Original topic: TiCDC同步TiDB数据到下游MySQL很慢,而且下游MySQL实例会增加很多的binlog日志

| username: Johnpan

TiDB version 5.4.0, TiCDC version 5.4.0
Currently, when using TiCDC tasks to synchronize TiDB data to downstream MySQL instances, there is a significant delay. The incremental data is only 1G per day, but the task is already delayed by 11 hours. Why is this happening? How can it be optimized?
Additionally, the speed at which binlogs are generated by the downstream MySQL instance is very fast, basically 1G of logs per minute. Is there any optimization for this?

【TiDB Usage Environment】Production\Testing Environment\POC
【TiDB Version】
【Encountered Issues】
【Reproduction Path】What operations were performed that led to the issue
【Issue Phenomenon and Impact】
【Attachments】

  • Relevant logs, configuration files, Grafana monitoring (https://metricstool.pingcap.com/)
  • TiUP Cluster Display information
  • TiUP Cluster Edit config information
  • TiDB-Overview monitoring
  • Corresponding module Grafana monitoring (if any, such as BR, TiDB-binlog, TiCDC, etc.)
  • Corresponding module logs (including logs from 1 hour before and after the issue)

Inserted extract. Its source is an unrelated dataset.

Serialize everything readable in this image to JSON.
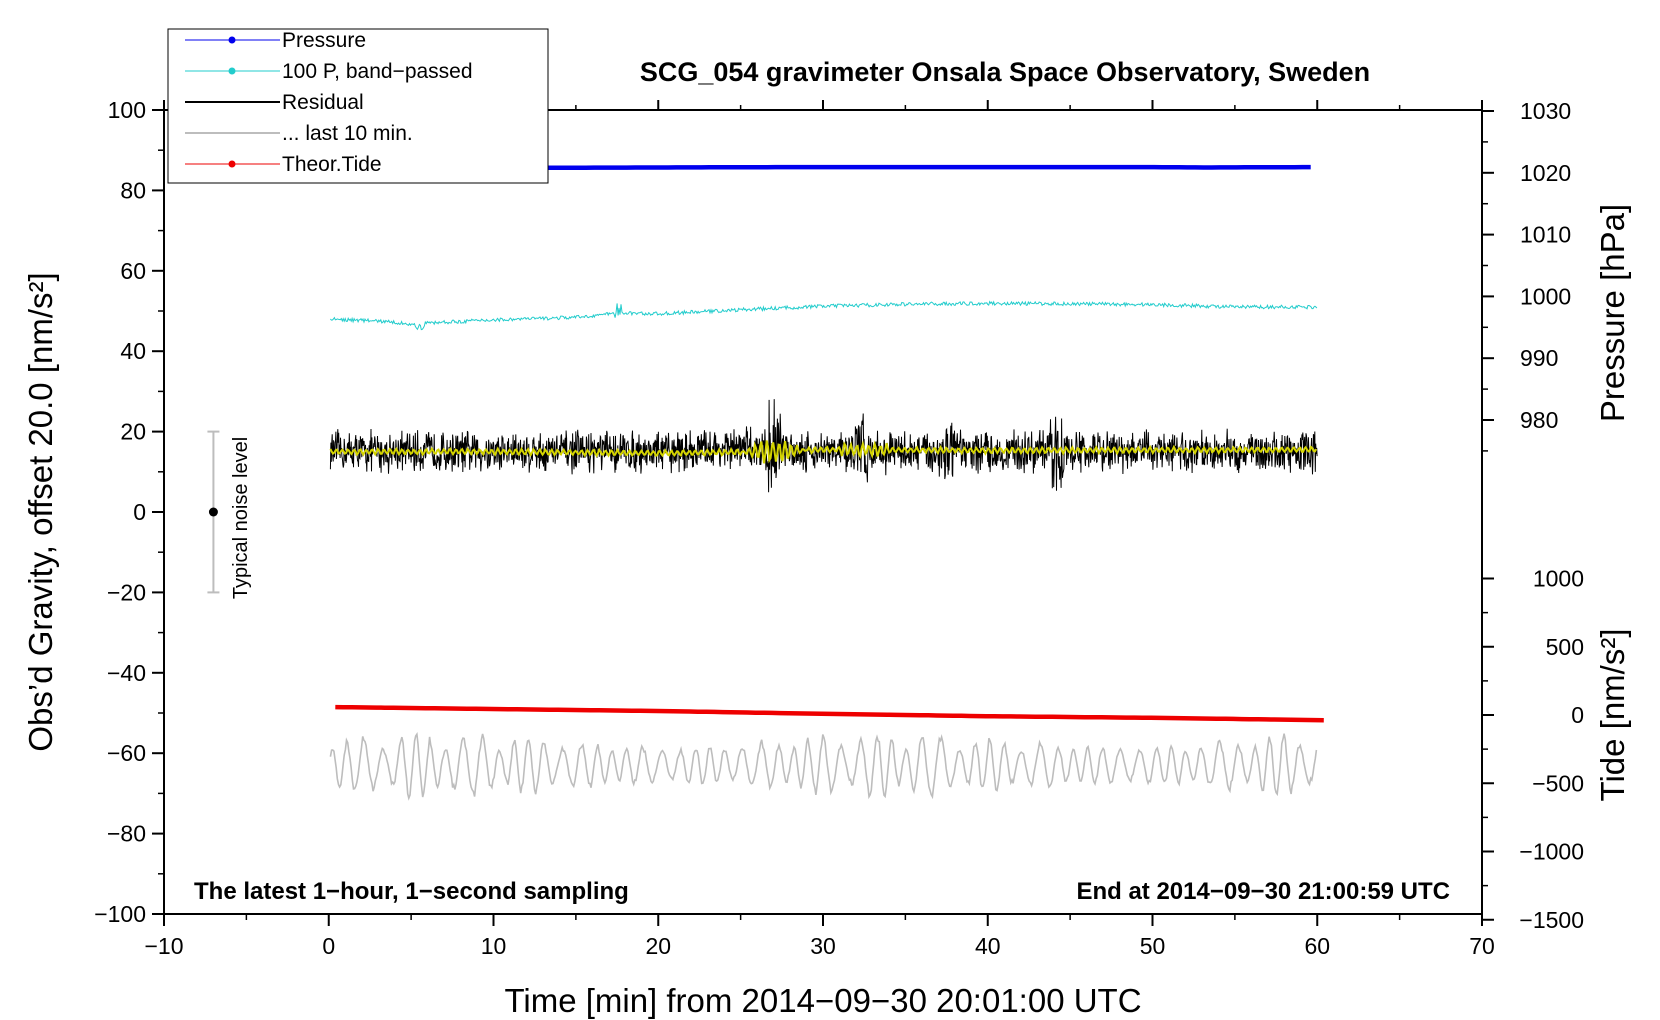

If the question is related to performance optimization or troubleshooting, please download the script and run it. Please select all and copy-paste the terminal output results for upload.

| username: Meditator | Original post link

  1. Are the sinks for these tasks all the same MySQL instance, or are they different?
  2. Does the downstream MySQL for the task “ailearn-tidb-to-mysql” generate 1GB of logs per minute? Generating 1GB of logs per minute is already a very large write volume.
  3. Can you send the logs corresponding to the changefeed?
  4. For generating 1GB of binlog logs per minute, can you check the binlog to see what data is being written?
  5. What is the architecture of the downstream MySQL? I suspect it is dual-master, and there is a third-party server_id event in the binlog.
| username: Johnpan | Original post link

  1. The same MySQL instance
  2. The volume is very large, but actually our data is only 1G per day. Why are there so many new logs? Is this related to the GC version of the data? Do all GC versions need to be executed once to generate so many logs?
  3. How to view changefeed logs?
  4. I saw that MySQL’s binlog is all replace into
  5. The downstream MySQL is a single instance specifically used for this task
| username: Meditator | Original post link

  1. The upstream TiDB has a daily data volume of only 1G, but the downstream MySQL binlog can generate 1G of binlog logs per minute. Can you analyze whether these binlog logs meet expectations?
  2. Check the official documentation to see which processor corresponds to the changefeed, and then check the logs of the corresponding capture (cdc-server). Refer here: https://docs.pingcap.com/zh/tidb/stable/manage-ticdc
  3. Theoretically, such a bizarre issue should not occur unless there is a problem with this changefeed. Can you post the configuration of this changefeed for us to take a look?
| username: Johnpan | Original post link

Sorry, some of the synchronization involves full data, so the binlog volume is large.

| username: xiaohetao | Original post link

You are probably referring to full data synchronization now, not incremental, right?

| username: Johnpan | Original post link

Yes, there are other classmates fully tracking the data.

| username: xiaohetao | Original post link

Oh, okay.